2020-06-30 2 min read

    I have two projects that generate data to dump into my personal dashboard. One loads the health export from my Apple watch into MySQL and the other analyzes my blog posts and generates a CSV file of statistics that I then load into MySQL. The input to both is basically the same - either a file or a directory - and yet two different approaches to the processing.

    The blog analytics script doesn’t depend on any third party libraries and just generates a CSV file that can then be loaded into MySQL through a query. The health stats script, on the other hand, connects to MySQL and handles the insertions incrementally. As you can guess the health script depends on an external library to make the connection to MySQL as well as a small library to handle some time zone logic.

    I subscribe to the Unix philosophy of having programs do one thing but do it well. The first program follows this model. Yet it’s less functional than the latter, it has no support for incremental logic and I have to run a separate SQL command to load the CSV file.

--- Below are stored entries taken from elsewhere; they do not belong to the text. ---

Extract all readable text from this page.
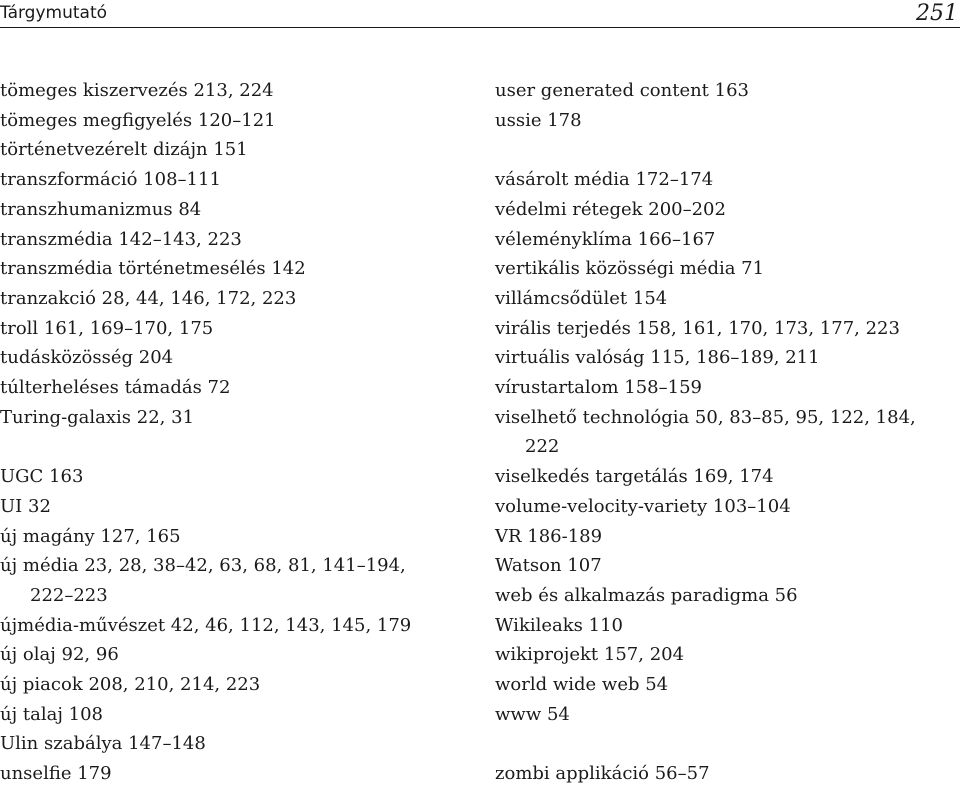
Tárgymutató	251
tömeges kiszervezés 213, 224
tömeges megfigyelés 120–121
történetvezérelt dizájn 151
transzformáció 108–111
transzhumanizmus 84
transzmédia 142–143, 223
transzmédia történetmesélés 142
tranzakció 28, 44, 146, 172, 223
troll 161, 169–170, 175
tudásközösség 204
túlterheléses támadás 72
Turing-galaxis 22, 31
UGC 163
UI 32
új magány 127, 165
új média 23, 28, 38–42, 63, 68, 81, 141–194,
222–223
újmédia-művészet 42, 46, 112, 143, 145, 179
új olaj 92, 96
új piacok 208, 210, 214, 223
új talaj 108
Ulin szabálya 147–148
unselfie 179
user generated content 163
ussie 178
vásárolt média 172–174
védelmi rétegek 200–202
véleményklíma 166–167
vertikális közösségi média 71
villámcsődület 154
virális terjedés 158, 161, 170, 173, 177, 223
virtuális valóság 115, 186–189, 211
vírustartalom 158–159
viselhető technológia 50, 83–85, 95, 122, 184,
222
viselkedés targetálás 169, 174
volume-velocity-variety 103–104
VR 186-189
Watson 107
web és alkalmazás paradigma 56
Wikileaks 110
wikiprojekt 157, 204
world wide web 54
www 54
zombi applikáció 56–57
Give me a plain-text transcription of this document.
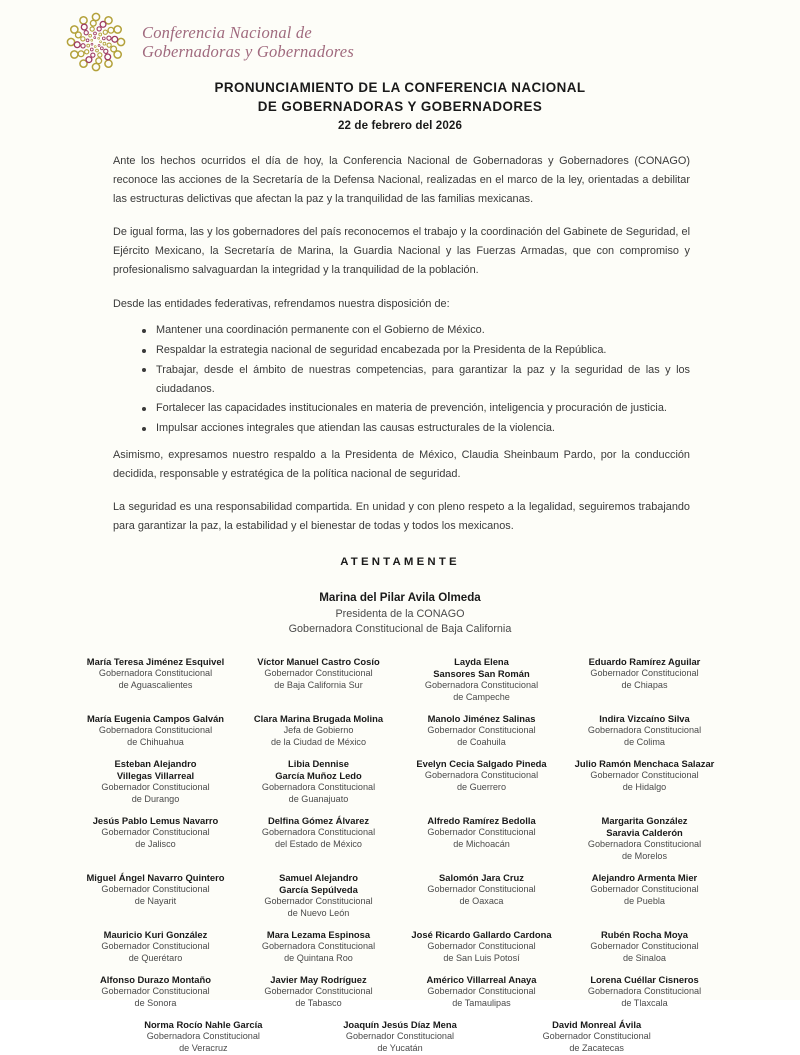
Conferencia Nacional de
Gobernadoras y Gobernadores
PRONUNCIAMIENTO DE LA CONFERENCIA NACIONAL
DE GOBERNADORAS Y GOBERNADORES
22 de febrero del 2026

Ante los hechos ocurridos el día de hoy, la Conferencia Nacional de Gobernadoras y Gobernadores (CONAGO) reconoce las acciones de la Secretaría de la Defensa Nacional, realizadas en el marco de la ley, orientadas a debilitar las estructuras delictivas que afectan la paz y la tranquilidad de las familias mexicanas.

De igual forma, las y los gobernadores del país reconocemos el trabajo y la coordinación del Gabinete de Seguridad, el Ejército Mexicano, la Secretaría de Marina, la Guardia Nacional y las Fuerzas Armadas, que con compromiso y profesionalismo salvaguardan la integridad y la tranquilidad de la población.

Desde las entidades federativas, refrendamos nuestra disposición de:

Mantener una coordinación permanente con el Gobierno de México.
Respaldar la estrategia nacional de seguridad encabezada por la Presidenta de la República.
Trabajar, desde el ámbito de nuestras competencias, para garantizar la paz y la seguridad de las y los ciudadanos.
Fortalecer las capacidades institucionales en materia de prevención, inteligencia y procuración de justicia.
Impulsar acciones integrales que atiendan las causas estructurales de la violencia.

Asimismo, expresamos nuestro respaldo a la Presidenta de México, Claudia Sheinbaum Pardo, por la conducción decidida, responsable y estratégica de la política nacional de seguridad.

La seguridad es una responsabilidad compartida. En unidad y con pleno respeto a la legalidad, seguiremos trabajando para garantizar la paz, la estabilidad y el bienestar de todas y todos los mexicanos.

ATENTAMENTE
Marina del Pilar Avila Olmeda
Presidenta de la CONAGO
Gobernadora Constitucional de Baja California
María Teresa Jiménez Esquivel
Gobernadora Constitucional
de Aguascalientes
Víctor Manuel Castro Cosío
Gobernador Constitucional
de Baja California Sur
Layda Elena
Sansores San Román
Gobernadora Constitucional
de Campeche
Eduardo Ramírez Aguilar
Gobernador Constitucional
de Chiapas
María Eugenia Campos Galván
Gobernadora Constitucional
de Chihuahua
Clara Marina Brugada Molina
Jefa de Gobierno
de la Ciudad de México
Manolo Jiménez Salinas
Gobernador Constitucional
de Coahuila
Indira Vizcaíno Silva
Gobernadora Constitucional
de Colima
Esteban Alejandro
Villegas Villarreal
Gobernador Constitucional
de Durango
Libia Dennise
García Muñoz Ledo
Gobernadora Constitucional
de Guanajuato
Evelyn Cecia Salgado Pineda
Gobernadora Constitucional
de Guerrero
Julio Ramón Menchaca Salazar
Gobernador Constitucional
de Hidalgo
Jesús Pablo Lemus Navarro
Gobernador Constitucional
de Jalisco
Delfina Gómez Álvarez
Gobernadora Constitucional
del Estado de México
Alfredo Ramírez Bedolla
Gobernador Constitucional
de Michoacán
Margarita González
Saravia Calderón
Gobernadora Constitucional
de Morelos
Miguel Ángel Navarro Quintero
Gobernador Constitucional
de Nayarit
Samuel Alejandro
García Sepúlveda
Gobernador Constitucional
de Nuevo León
Salomón Jara Cruz
Gobernador Constitucional
de Oaxaca
Alejandro Armenta Mier
Gobernador Constitucional
de Puebla
Mauricio Kuri González
Gobernador Constitucional
de Querétaro
Mara Lezama Espinosa
Gobernadora Constitucional
de Quintana Roo
José Ricardo Gallardo Cardona
Gobernador Constitucional
de San Luis Potosí
Rubén Rocha Moya
Gobernador Constitucional
de Sinaloa
Alfonso Durazo Montaño
Gobernador Constitucional
de Sonora
Javier May Rodríguez
Gobernador Constitucional
de Tabasco
Américo Villarreal Anaya
Gobernador Constitucional
de Tamaulipas
Lorena Cuéllar Cisneros
Gobernadora Constitucional
de Tlaxcala
Norma Rocío Nahle García
Gobernadora Constitucional
de Veracruz
Joaquín Jesús Díaz Mena
Gobernador Constitucional
de Yucatán
David Monreal Ávila
Gobernador Constitucional
de Zacatecas
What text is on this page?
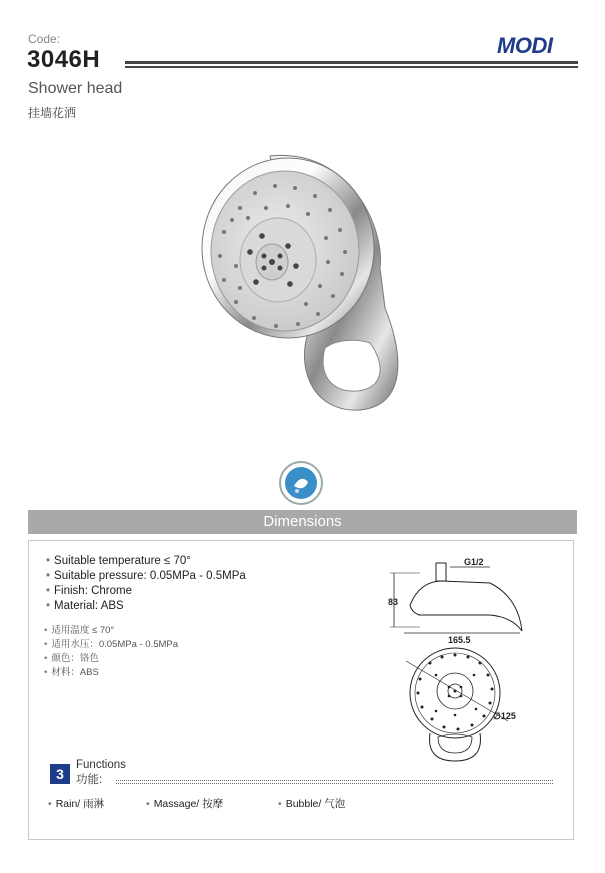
Code:
3046H
MODI
Shower head
挂墙花洒
Dimensions
• Suitable temperature ≤ 70°
• Suitable pressure: 0.05MPa - 0.5MPa
• Finish: Chrome
• Material: ABS
• 适用温度 ≤ 70°
• 适用水压：0.05MPa - 0.5MPa
• 颜色：铬色
• 材料：ABS
G1/2
83
165.5
∅125
3
Functions
功能:
• Rain/ 雨淋	• Massage/ 按摩	• Bubble/ 气泡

The second program, on the other hand, handles the entire process end to end.

    The “Unix way” would be to split each bit of functionality into individual scripts that can be chained together. The first program can then be executed as “python3 analyze.py ~/blog/_posts out.csv && execute_sql {query}” and the second as “get_sql_field {get_max_date_query} | python3 get_health.py export.xml | execute_sql {query}”. Neither of these feel particularly elegant since the commands feel bloated and not very easy to follow. There’s also the mixture of SQL and CSV - how functional is a program that generates SQL but doesn’t actually execute it? Is that really a self contained script?

    It all goes to show that there are multiple ways of solving problems and there’s rarely a single obvious solution. Solutions are meant to solve problems and every problem is unique. At the moment I’m partial to having a personal library of common SQL that I can tap into - it’s a middle ground between the two approaches and allows me to get some reusability.